Im Forum kommentieren

Herder

2015-12-30 01:07:12

Ich hatte einige Jahre Metal gehört und kam dann über Pavement, Codeine, Nirvana, Guided by Voices, Sebadoh, Hüsker Dü zum Indie-Rock.

Dir auch einen guten Rutsch und dann wieder im nächsten Jahr.

humbert humbert

2015-12-30 01:00:44

Jeder hat ja seine Scheuklappen. Bei gitarrenlastiger Musik mag ich hauptsächlich amerikanische Bands die vom New Yorker New Wave oder vom Hardcore geschult worden sind. Ich liebe z.B. einfach diesen 'Marquee Moon'-Sound, wenn sich die Gitarren gegenseitig umspielen. Deswegen war meine Indierock-Sozialisation auch Radiohead - ich weiß eine britische Gitarrenband, oh welch Ironie - Mitte / Ende der 90er. Bin halt mehr Popmusik geprägt.
Gute Nacht jedenfalls & einen ebensolchen Rutsch wenn man sich nicht mehr liest.

Herder

2015-12-30 00:35:56

Ah okay, vielleicht dann nicht wirklich meins aber da müsste ich natürlich zunächst mal schauen ;-)
Meistens bin ich dann aber doch eher auf Indie-Rock im etwas weiteren Sinne festgelegt.

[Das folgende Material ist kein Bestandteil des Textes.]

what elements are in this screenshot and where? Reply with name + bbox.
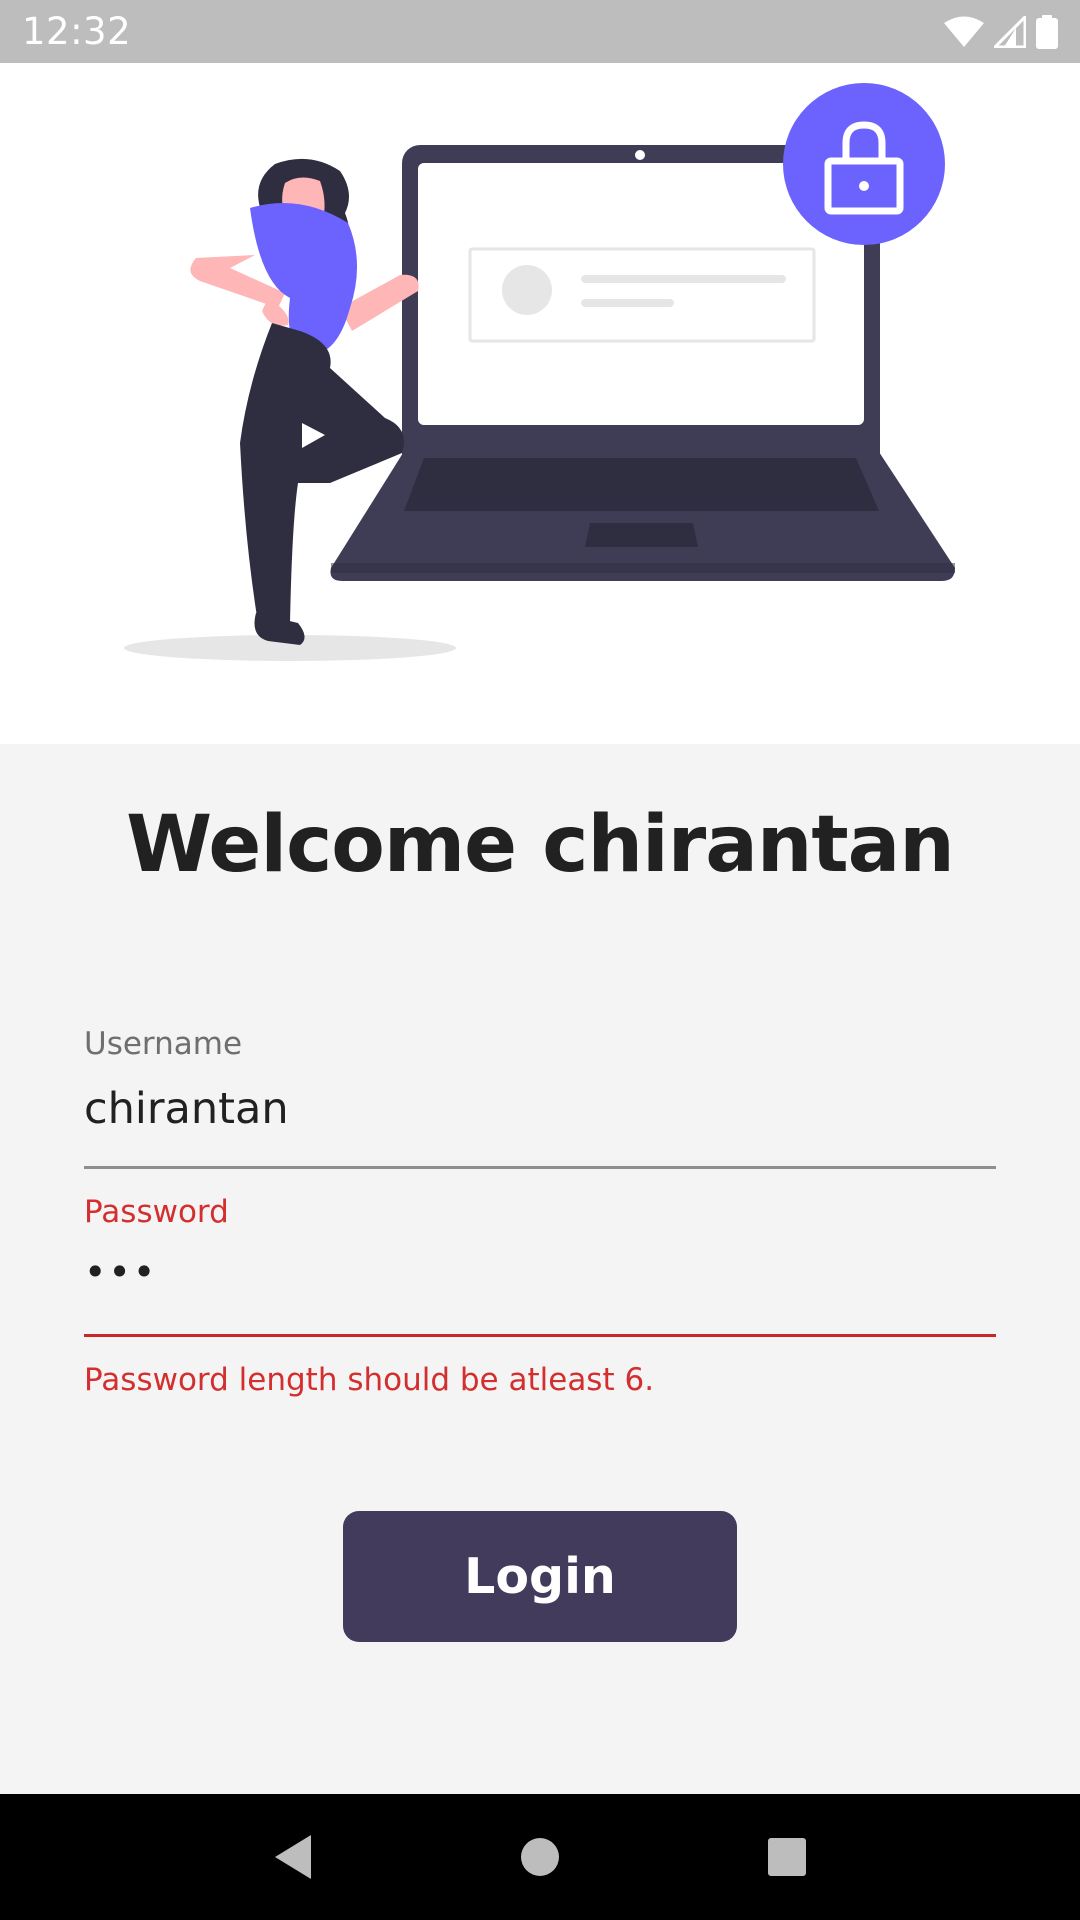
status-time: 12:32 [22, 10, 132, 53]
login-button[interactable]: Login [343, 1511, 737, 1642]
username-label: Username [84, 1026, 243, 1062]
password-label: Password [84, 1194, 229, 1230]
lock-icon [783, 83, 945, 245]
home-icon [520, 1838, 559, 1876]
recents-icon [767, 1838, 806, 1876]
signal-icon [994, 15, 1026, 48]
password-input[interactable]: ••• [84, 1252, 996, 1292]
username-input[interactable]: chirantan [84, 1084, 996, 1134]
wifi-icon [944, 16, 984, 48]
back-button[interactable] [263, 1827, 323, 1887]
password-underline [84, 1334, 996, 1337]
username-underline [84, 1166, 996, 1169]
home-button[interactable] [510, 1827, 570, 1887]
status-bar: 12:32 [0, 0, 1080, 63]
hero-illustration [0, 63, 1080, 744]
password-error-text: Password length should be atleast 6. [84, 1362, 655, 1398]
battery-icon [1036, 14, 1058, 49]
status-icons [944, 14, 1058, 49]
login-screen: 12:32 Welcome chirantan Username chirant… [0, 0, 1080, 1920]
recents-button[interactable] [757, 1827, 817, 1887]
welcome-title: Welcome chirantan [126, 800, 955, 890]
username-field[interactable]: Username chirantan [84, 1026, 996, 1169]
password-field[interactable]: Password ••• [84, 1194, 996, 1337]
back-icon [275, 1835, 312, 1879]
navigation-bar [0, 1794, 1080, 1920]
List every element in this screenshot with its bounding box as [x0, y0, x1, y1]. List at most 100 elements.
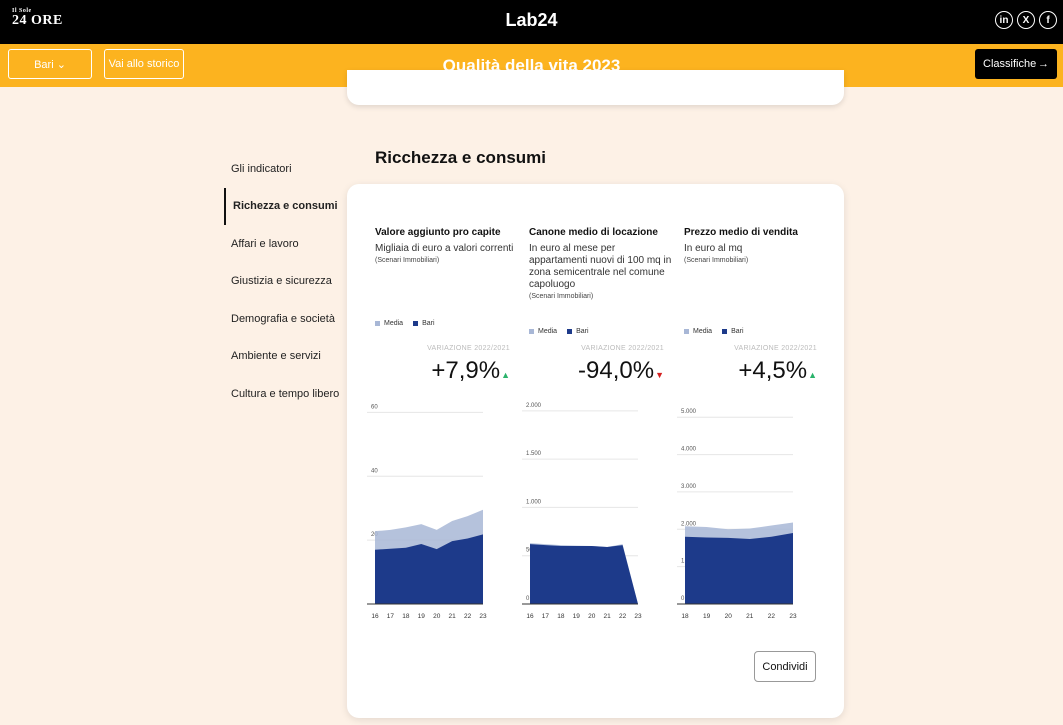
x-tick-label: 17	[387, 613, 395, 620]
legend-label: Media	[693, 328, 713, 335]
variation-number: 94,0%	[586, 357, 655, 384]
nav-item-demografia[interactable]: Demografia e società	[224, 300, 344, 338]
logo-text: 24 ORE	[12, 13, 63, 28]
nav-item-ambiente[interactable]: Ambiente e servizi	[224, 338, 344, 376]
indicator-source: (Scenari Immobiliari)	[529, 293, 594, 300]
legend-label: Bari	[422, 320, 435, 327]
x-tick-label: 16	[526, 613, 534, 620]
variation-sign: +	[431, 357, 446, 384]
nav-item-cultura[interactable]: Cultura e tempo libero	[224, 375, 344, 413]
variation-label: VARIAZIONE 2022/2021	[581, 345, 664, 352]
nav-item-indicatori[interactable]: Gli indicatori	[224, 150, 344, 188]
legend-label: Bari	[576, 328, 589, 335]
nav-item-affari[interactable]: Affari e lavoro	[224, 225, 344, 263]
share-button[interactable]: Condividi	[754, 651, 816, 682]
chart-legend: Media Bari	[684, 328, 744, 335]
social-links: in X f	[995, 11, 1057, 29]
top-bar: Il Sole 24 ORE Lab24 in X f	[0, 0, 1063, 44]
x-tick-label: 21	[604, 613, 612, 620]
y-tick-label: 1.000	[526, 499, 542, 505]
legend-media: Media	[375, 320, 403, 327]
facebook-icon[interactable]: f	[1039, 11, 1057, 29]
variation-value: -94,0%▼	[519, 357, 664, 385]
variation-label: VARIAZIONE 2022/2021	[427, 345, 510, 352]
x-tick-label: 22	[768, 613, 776, 620]
chart-legend: Media Bari	[529, 328, 589, 335]
x-tick-label: 22	[619, 613, 627, 620]
legend-swatch-bari	[722, 328, 728, 334]
indicator-title: Valore aggiunto pro capite	[375, 227, 501, 238]
indicator-subtitle: In euro al mq	[684, 243, 743, 254]
y-tick-label: 4.000	[681, 447, 697, 453]
x-tick-label: 22	[464, 613, 472, 620]
previous-card	[347, 70, 844, 105]
x-tick-label: 23	[789, 613, 797, 620]
city-select-button[interactable]: Bari ⌄	[8, 49, 92, 79]
x-tick-label: 18	[557, 613, 565, 620]
indicators-card: Valore aggiunto pro capite Migliaia di e…	[347, 184, 844, 718]
legend-label: Bari	[731, 328, 744, 335]
nav-item-ricchezza[interactable]: Richezza e consumi	[224, 187, 344, 225]
x-tick-label: 23	[634, 613, 642, 620]
y-tick-label: 40	[371, 468, 378, 474]
logo-small-text: Il Sole	[12, 8, 32, 14]
x-tick-label: 20	[588, 613, 596, 620]
y-tick-label: 5.000	[681, 409, 697, 415]
rankings-button[interactable]: Classifiche →	[975, 49, 1057, 79]
y-tick-label: 60	[371, 404, 378, 410]
sole24ore-logo[interactable]: Il Sole 24 ORE	[12, 8, 63, 29]
x-tick-label: 19	[573, 613, 581, 620]
variation-number: 4,5%	[752, 357, 808, 384]
x-tick-label: 18	[681, 613, 689, 620]
lab24-logo[interactable]: Lab24	[0, 10, 1063, 31]
x-tick-label: 18	[402, 613, 410, 620]
indicator-subtitle: In euro al mese per appartamenti nuovi d…	[529, 243, 672, 290]
variation-value: +7,9%▲	[365, 357, 510, 385]
arrow-down-icon: ▼	[655, 370, 664, 380]
x-tick-label: 23	[479, 613, 487, 620]
y-tick-label: 2.000	[681, 521, 697, 527]
legend-media: Media	[684, 328, 712, 335]
y-tick-label: 0	[681, 596, 685, 602]
indicator-subtitle: Migliaia di euro a valori correnti	[375, 243, 514, 254]
legend-swatch-media	[529, 328, 534, 334]
rankings-label: Classifiche	[983, 58, 1037, 70]
legend-bari: Bari	[567, 328, 589, 335]
chart-legend: Media Bari	[375, 320, 435, 327]
nav-item-giustizia[interactable]: Giustizia e sicurezza	[224, 263, 344, 301]
chart-valore-aggiunto: 20406016 17 18 19 20 21 22 23	[367, 404, 487, 620]
legend-swatch-media	[684, 328, 689, 334]
arrow-right-icon: →	[1038, 58, 1049, 70]
indicator-title: Prezzo medio di vendita	[684, 227, 798, 238]
x-tick-label: 16	[371, 613, 379, 620]
legend-bari: Bari	[722, 328, 744, 335]
x-twitter-icon[interactable]: X	[1017, 11, 1035, 29]
legend-label: Media	[538, 328, 558, 335]
x-tick-label: 20	[725, 613, 733, 620]
sidebar-nav: Gli indicatori Richezza e consumi Affari…	[224, 150, 344, 413]
legend-media: Media	[529, 328, 557, 335]
variation-number: 7,9%	[445, 357, 501, 384]
chart-prezzo-vendita: 01.0002.0003.0004.0005.000181920212223	[677, 409, 797, 620]
legend-swatch-media	[375, 320, 380, 326]
history-button[interactable]: Vai allo storico	[104, 49, 184, 79]
x-tick-label: 19	[703, 613, 711, 620]
variation-sign: +	[738, 357, 753, 384]
arrow-up-icon: ▲	[808, 370, 817, 380]
x-tick-label: 20	[433, 613, 441, 620]
legend-bari: Bari	[413, 320, 435, 327]
indicator-source: (Scenari Immobiliari)	[684, 257, 749, 264]
y-tick-label: 2.000	[526, 403, 542, 409]
x-tick-label: 17	[542, 613, 550, 620]
legend-label: Media	[384, 320, 404, 327]
y-tick-label: 1.500	[526, 451, 542, 457]
chart-canone-locazione: 05001.0001.5002.0001617181920212223	[522, 403, 642, 620]
linkedin-icon[interactable]: in	[995, 11, 1013, 29]
variation-label: VARIAZIONE 2022/2021	[734, 345, 817, 352]
variation-sign: -	[578, 357, 587, 384]
arrow-up-icon: ▲	[501, 370, 510, 380]
indicator-source: (Scenari Immobiliari)	[375, 257, 440, 264]
legend-swatch-bari	[567, 328, 573, 334]
x-tick-label: 21	[449, 613, 457, 620]
area-series-bari	[530, 544, 638, 604]
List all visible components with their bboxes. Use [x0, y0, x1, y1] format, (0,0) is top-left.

Ich gebe zwar gerne anderen Genres mal eine Chance, meistens verfängt das aber nicht bei mir.

humbert humbert

2015-12-30 00:28:21

hillydilly geht halt mehr in die Pop/Soul/Mainstreamecke. Indierock kommt da rein gar nicht vor. Das Spannende ist, dass sich der Blog komplett auf neue Künstler spezialisiert. Lou Barlow wird man da kaum finden.

Herder

2015-12-30 00:22:08

Klar, Pitchfork natürlich auch und ab und an Tiny Mix Tapes oder éclat. hillydilly kenne ich nicht wirklich, da muss ich mal draufschauen!